Why, then, had he just been thinking of Katerin?
And why, the young man wondered as he crawled back under the covers, snuggling close to Siobhan, was he feeling so guilty?
In the days she had been in Montfort, Katerin had given no sign that she wanted to be back together with Luthien. She had not uttered a single word of disapproval about the relationship Luthien had fostered with Sio
bhan.
But she did disapprove, Luthien knew in his heart. He could see it in her green eyes, those beautiful orbs that had greeted him at dawn after the night he had become a man, on a hill in Dun Varna, in a world that seemed so many millions of miles and millions of years away.
It was all lace and frills, niceties and painted ladies who served the court well. The sight revealed in the crystal ball turned Brind’Amour’s stomach, but at the same time, it gave him hope. Carlisle on Stratton, in Avon far to the south of Eriador, had been built for war, and by war, centuries before, a mighty port city bristling with defenses. Greensparrow had come to the throne ruthlessly, in a bloody and bitterly fought battle, and the first years of his reign had been brutal beyond anything the Avonsea Islands had seen since the Huegoth invasions of centuries before.
But now Carlisle was lace and frills, an overabundance of sweetened candies and carnal offerings.
Brind’Amour’s magical eye wove its way through the palace. The wizard had never before been so daring, so reckless, as to send his mind’s eye so near to his archenemy. If Greensparrow detected the magical emanations . . .

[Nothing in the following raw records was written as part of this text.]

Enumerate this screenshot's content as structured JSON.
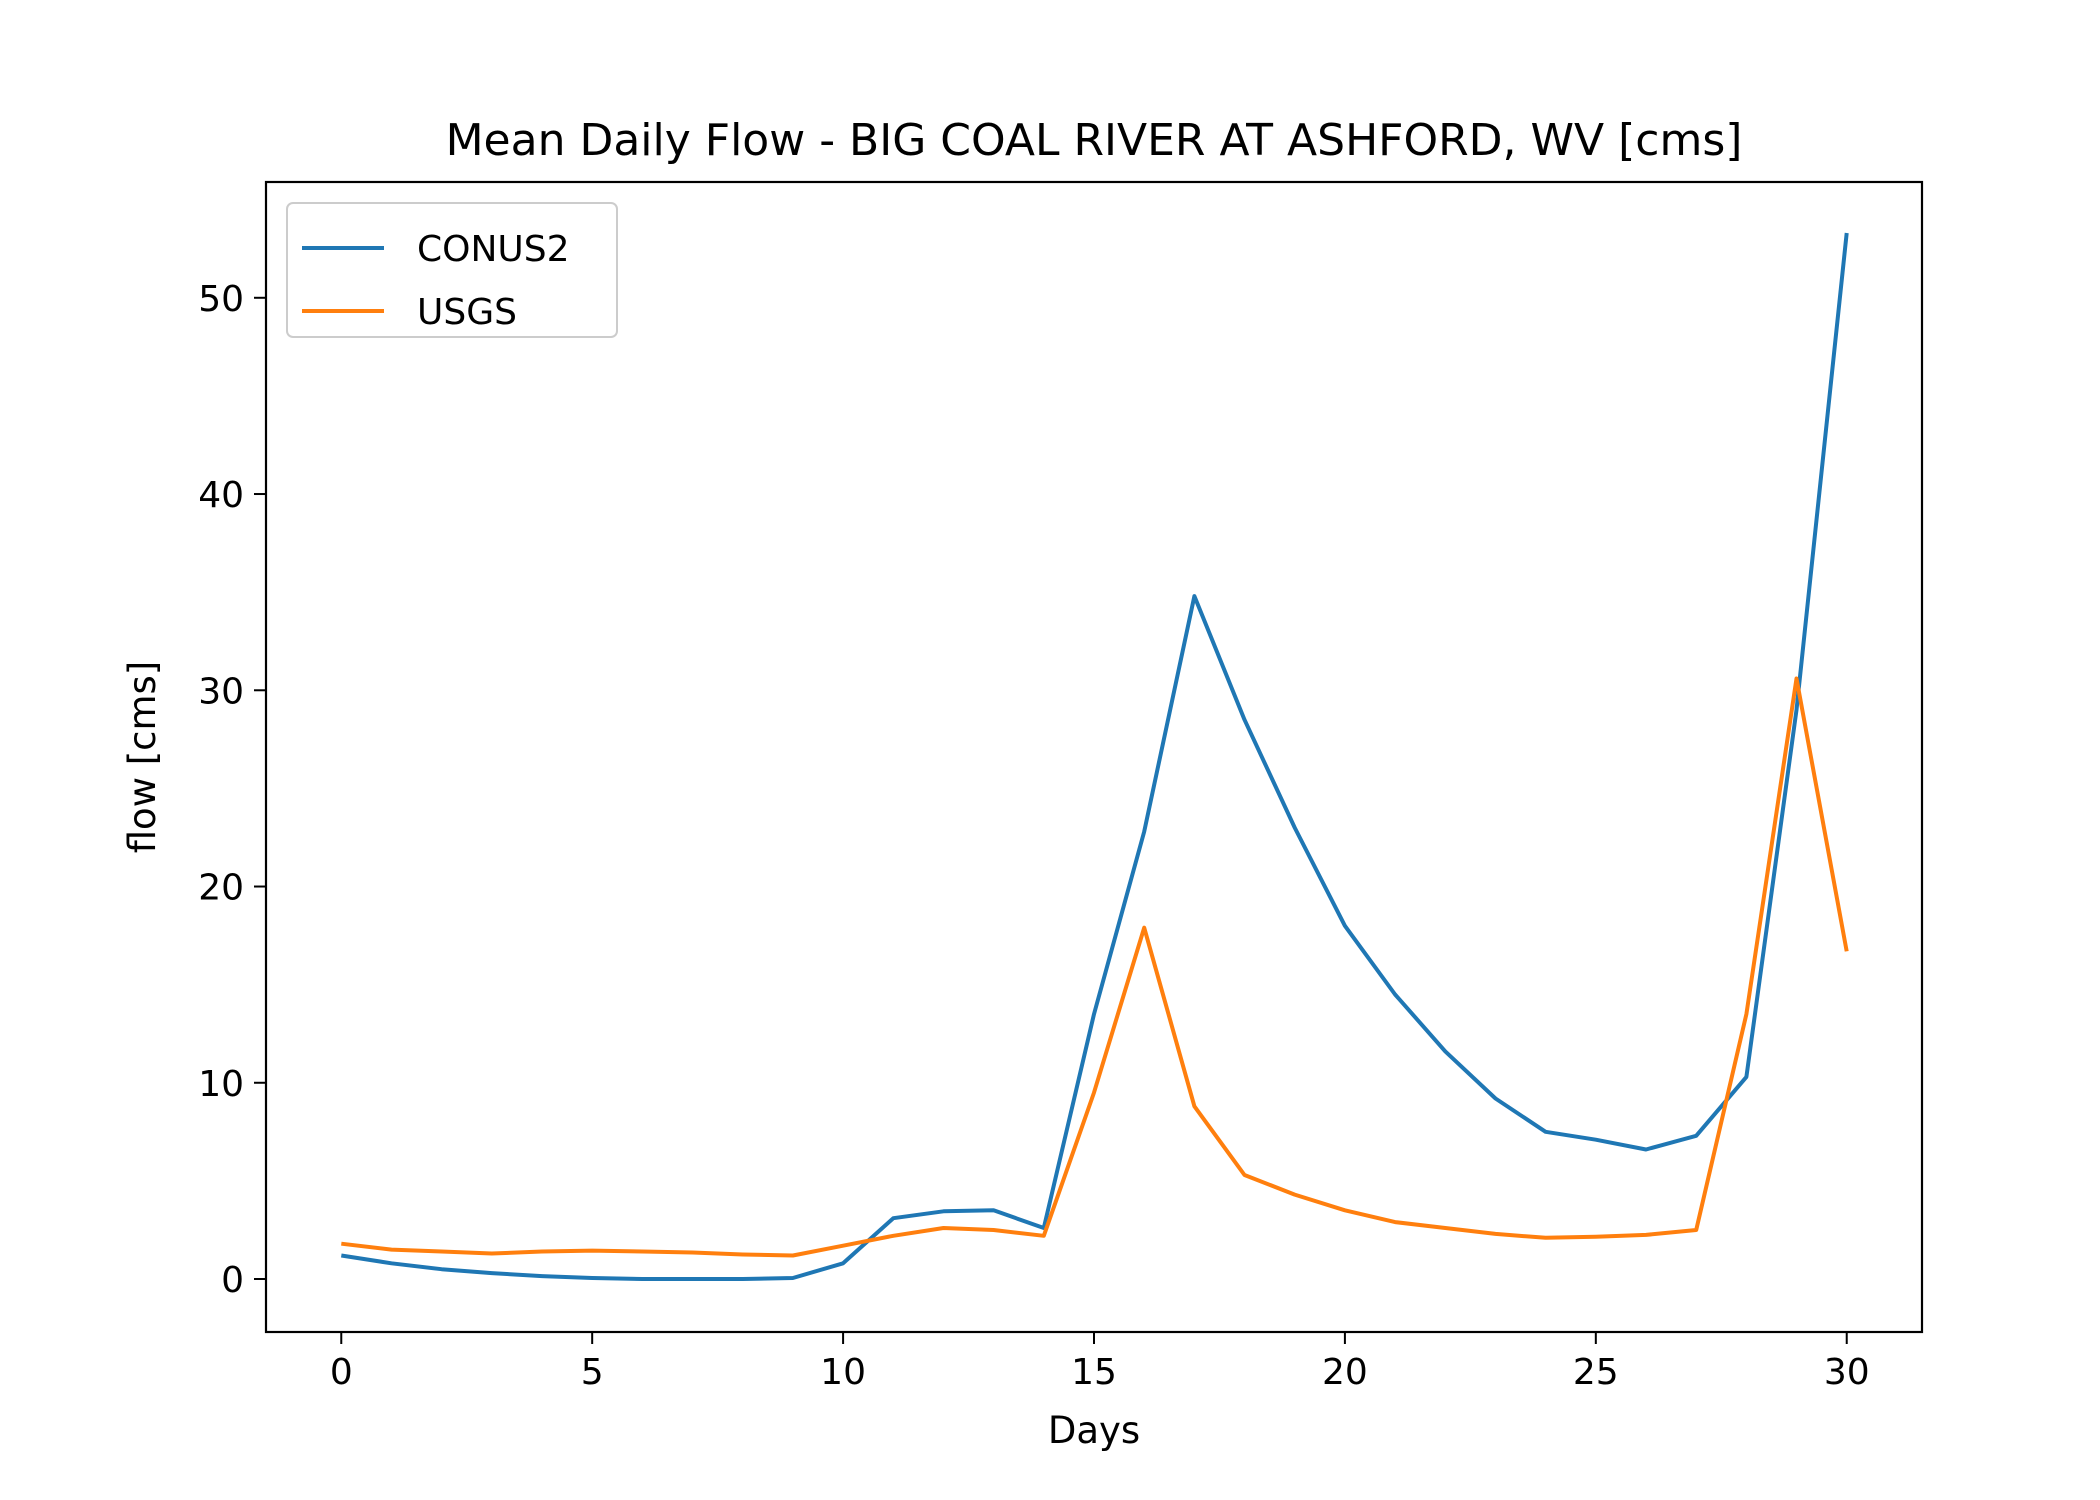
{
  "chart_data": {
    "type": "line",
    "title": "Mean Daily Flow - BIG COAL RIVER AT ASHFORD, WV [cms]",
    "xlabel": "Days",
    "ylabel": "flow [cms]",
    "xlim": [
      -1.5,
      31.5
    ],
    "ylim": [
      -2.7,
      55.9
    ],
    "xticks": [
      0,
      5,
      10,
      15,
      20,
      25,
      30
    ],
    "yticks": [
      0,
      10,
      20,
      30,
      40,
      50
    ],
    "grid": false,
    "legend": "top-left",
    "x": [
      0,
      1,
      2,
      3,
      4,
      5,
      6,
      7,
      8,
      9,
      10,
      11,
      12,
      13,
      14,
      15,
      16,
      17,
      18,
      19,
      20,
      21,
      22,
      23,
      24,
      25,
      26,
      27,
      28,
      29,
      30
    ],
    "series": [
      {
        "name": "CONUS2",
        "color": "#1f77b4",
        "values": [
          1.2,
          0.8,
          0.5,
          0.3,
          0.15,
          0.05,
          0.0,
          0.0,
          0.0,
          0.05,
          0.8,
          3.1,
          3.45,
          3.5,
          2.6,
          13.5,
          22.8,
          34.8,
          28.5,
          23.0,
          18.0,
          14.5,
          11.6,
          9.2,
          7.5,
          7.1,
          6.6,
          7.3,
          10.3,
          29.0,
          53.3
        ]
      },
      {
        "name": "USGS",
        "color": "#ff7f0e",
        "values": [
          1.8,
          1.5,
          1.4,
          1.3,
          1.4,
          1.45,
          1.4,
          1.35,
          1.25,
          1.2,
          1.7,
          2.2,
          2.6,
          2.5,
          2.2,
          9.5,
          17.9,
          8.8,
          5.3,
          4.3,
          3.5,
          2.9,
          2.6,
          2.3,
          2.1,
          2.15,
          2.25,
          2.5,
          13.5,
          30.6,
          16.7
        ]
      }
    ]
  }
}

The thick stone walls of Brind’Amour’s mountain hideaway would be of little defense against Greensparrow’s allies, mighty demons from the pits of hell.
The sheer bustle of the palace amazed the distant wizard. Hundreds of people filtered through every room on the lower level, all drinking, all stuffing their faces with cakes, many stealing away to whatever darkened corner they could find. Burly cyclopians lined the walls of every room. How ironic, the wizard mused; many of the one-eyes stood before tapestries that depicted ancient battles in which their ancestors were defeated by the men of Avon!
The eye moved along, the images in the crystal ball flitting past. Then Brind’Amour felt a sensation of power, a magical strength, and for a moment, he thought that Greensparrow had sensed the intruding energy and he nearly broke the connection altogether. But then the old wizard realized that this was something different, a passive energy: the strength of Greensparrow himself, perhaps.